Spring remediation will run from March 22 through June 11, excluding spring break.

There will be a final clinic held this Friday, March 19 for school staff to receive their COVID-19 vaccines. There are 200 spots available and currently there are 118 signed up. “Most of our staff has been vaccinated with at least the first one and many with the second one so we are making progress on that.”

The Mecklenburg County School Board heard from representatives of the Pierce Group regarding health benefits. Donna Nixon pointed out that total overall health claims for the school system had dropped 14.25% from November 2019 to November 2020. 
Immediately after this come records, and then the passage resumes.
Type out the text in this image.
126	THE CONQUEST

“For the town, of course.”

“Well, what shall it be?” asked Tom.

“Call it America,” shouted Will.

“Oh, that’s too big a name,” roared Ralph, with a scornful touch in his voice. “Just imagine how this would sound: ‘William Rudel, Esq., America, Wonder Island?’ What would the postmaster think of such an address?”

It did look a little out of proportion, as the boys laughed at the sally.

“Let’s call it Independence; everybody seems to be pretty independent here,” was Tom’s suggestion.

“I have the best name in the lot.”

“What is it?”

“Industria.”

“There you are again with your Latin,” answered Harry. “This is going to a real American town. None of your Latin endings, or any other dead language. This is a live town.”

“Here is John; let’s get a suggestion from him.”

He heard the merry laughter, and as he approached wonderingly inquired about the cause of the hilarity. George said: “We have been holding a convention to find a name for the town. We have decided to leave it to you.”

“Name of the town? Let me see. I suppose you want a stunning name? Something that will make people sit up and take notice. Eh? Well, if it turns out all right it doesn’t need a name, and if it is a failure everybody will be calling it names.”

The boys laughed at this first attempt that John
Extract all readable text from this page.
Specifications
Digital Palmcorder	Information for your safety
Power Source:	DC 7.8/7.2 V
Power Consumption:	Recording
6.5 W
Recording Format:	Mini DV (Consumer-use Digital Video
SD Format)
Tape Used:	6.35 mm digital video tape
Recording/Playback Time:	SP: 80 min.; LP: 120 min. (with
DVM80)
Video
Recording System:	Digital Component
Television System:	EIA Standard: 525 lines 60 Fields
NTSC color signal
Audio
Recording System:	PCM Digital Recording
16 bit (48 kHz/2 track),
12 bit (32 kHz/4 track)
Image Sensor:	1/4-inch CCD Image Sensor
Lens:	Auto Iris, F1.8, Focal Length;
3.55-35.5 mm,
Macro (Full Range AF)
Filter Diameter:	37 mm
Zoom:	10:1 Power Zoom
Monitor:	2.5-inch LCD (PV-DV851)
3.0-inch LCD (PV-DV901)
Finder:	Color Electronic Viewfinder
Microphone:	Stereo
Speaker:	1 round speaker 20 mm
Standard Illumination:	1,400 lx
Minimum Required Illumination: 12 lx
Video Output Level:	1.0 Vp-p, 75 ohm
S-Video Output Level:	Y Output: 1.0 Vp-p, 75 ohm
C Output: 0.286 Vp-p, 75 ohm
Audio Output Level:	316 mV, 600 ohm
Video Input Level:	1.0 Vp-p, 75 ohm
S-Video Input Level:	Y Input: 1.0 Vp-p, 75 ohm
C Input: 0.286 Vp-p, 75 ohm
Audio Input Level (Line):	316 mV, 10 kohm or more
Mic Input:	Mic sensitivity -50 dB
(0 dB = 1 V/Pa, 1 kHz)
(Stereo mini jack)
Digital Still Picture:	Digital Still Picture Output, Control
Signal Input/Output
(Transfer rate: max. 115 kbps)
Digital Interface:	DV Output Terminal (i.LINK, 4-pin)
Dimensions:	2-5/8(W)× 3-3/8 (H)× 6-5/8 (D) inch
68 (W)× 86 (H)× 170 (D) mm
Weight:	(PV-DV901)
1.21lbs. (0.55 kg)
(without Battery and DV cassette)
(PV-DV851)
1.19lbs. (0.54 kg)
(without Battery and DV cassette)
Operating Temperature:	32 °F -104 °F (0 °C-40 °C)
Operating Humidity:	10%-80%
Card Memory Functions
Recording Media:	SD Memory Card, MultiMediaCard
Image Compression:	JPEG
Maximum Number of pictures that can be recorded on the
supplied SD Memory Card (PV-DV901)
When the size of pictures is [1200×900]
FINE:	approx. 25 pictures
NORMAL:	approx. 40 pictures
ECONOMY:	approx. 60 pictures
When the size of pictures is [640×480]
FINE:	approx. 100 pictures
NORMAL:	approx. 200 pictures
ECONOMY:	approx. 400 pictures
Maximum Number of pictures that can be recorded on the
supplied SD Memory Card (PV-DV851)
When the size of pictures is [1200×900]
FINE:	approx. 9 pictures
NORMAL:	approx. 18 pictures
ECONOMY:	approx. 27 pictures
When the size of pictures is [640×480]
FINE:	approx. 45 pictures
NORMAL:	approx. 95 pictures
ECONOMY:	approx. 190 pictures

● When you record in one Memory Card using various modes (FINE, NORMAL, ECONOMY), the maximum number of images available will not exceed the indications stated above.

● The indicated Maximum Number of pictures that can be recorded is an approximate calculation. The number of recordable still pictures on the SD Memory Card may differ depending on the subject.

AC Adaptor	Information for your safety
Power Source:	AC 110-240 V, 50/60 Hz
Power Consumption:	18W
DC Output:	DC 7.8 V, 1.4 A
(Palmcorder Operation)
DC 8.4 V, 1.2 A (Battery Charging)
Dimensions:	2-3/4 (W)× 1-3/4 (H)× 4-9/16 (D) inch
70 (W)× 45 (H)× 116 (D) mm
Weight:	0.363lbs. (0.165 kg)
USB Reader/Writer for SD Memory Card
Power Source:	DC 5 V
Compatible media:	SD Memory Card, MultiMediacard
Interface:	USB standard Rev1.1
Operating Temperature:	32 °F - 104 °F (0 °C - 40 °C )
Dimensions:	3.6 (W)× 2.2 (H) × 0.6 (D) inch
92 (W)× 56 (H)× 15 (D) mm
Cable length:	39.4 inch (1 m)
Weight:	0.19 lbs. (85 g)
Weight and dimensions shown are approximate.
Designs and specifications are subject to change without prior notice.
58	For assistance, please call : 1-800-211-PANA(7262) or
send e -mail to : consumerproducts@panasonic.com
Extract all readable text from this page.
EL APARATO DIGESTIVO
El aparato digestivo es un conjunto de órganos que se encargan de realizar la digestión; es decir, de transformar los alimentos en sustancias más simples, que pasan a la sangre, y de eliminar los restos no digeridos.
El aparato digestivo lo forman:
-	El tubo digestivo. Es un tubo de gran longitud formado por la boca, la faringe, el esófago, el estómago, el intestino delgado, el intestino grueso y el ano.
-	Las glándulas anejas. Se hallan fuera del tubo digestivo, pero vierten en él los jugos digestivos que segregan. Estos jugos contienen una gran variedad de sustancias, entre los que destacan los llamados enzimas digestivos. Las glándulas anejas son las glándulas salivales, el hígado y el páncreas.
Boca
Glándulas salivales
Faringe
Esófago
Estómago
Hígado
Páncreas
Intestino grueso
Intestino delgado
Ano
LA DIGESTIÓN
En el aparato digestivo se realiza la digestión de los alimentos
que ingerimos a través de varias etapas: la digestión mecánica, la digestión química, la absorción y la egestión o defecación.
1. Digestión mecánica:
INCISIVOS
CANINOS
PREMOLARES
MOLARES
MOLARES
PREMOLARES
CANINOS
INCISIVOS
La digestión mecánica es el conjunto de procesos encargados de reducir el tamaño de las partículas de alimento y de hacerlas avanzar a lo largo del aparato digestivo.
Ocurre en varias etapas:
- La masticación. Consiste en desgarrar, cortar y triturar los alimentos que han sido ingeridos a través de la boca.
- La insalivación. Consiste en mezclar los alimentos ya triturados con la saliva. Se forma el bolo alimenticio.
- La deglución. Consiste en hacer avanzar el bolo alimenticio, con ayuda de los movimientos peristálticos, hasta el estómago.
There are two plans offered by the school system to its employees. One is a Key Advantage 1000 and the other a High Deductible Health Plan. The individual out of pocket cost is the same on both plans so that means that an individual enrolled in either plan will have no more than $5000 in medical expenses.

Three options were provided for the renewal with the hope that more individuals will lean more towards the High Deductible Health Plan. Before any decisions can be made the 2021-2022 budget will have to be approved by the county Board of Supervisors.

Dr. Paige Lacks introduced some changes to the school policy, which included changes in pronouns to more “gender neutral wording” and minor changes in verbiage. The VSBA recommended the removal of a policy about student teachers simply because there is no legal requirement to mention anything about student teachers within the policy.

Construction is still underway on the Mecklenburg County Middle/High School facility. To date the first floor of the high school classrooms are complete, light gauge metal framing is in progress in the cafeterias, plumbing and electrical work is being done to the high school gym, and Mecklenburg Electric Cooperative is on site working to connect power. The ice storm halted construction slightly but the school is on track to be completed on August 1, 2022.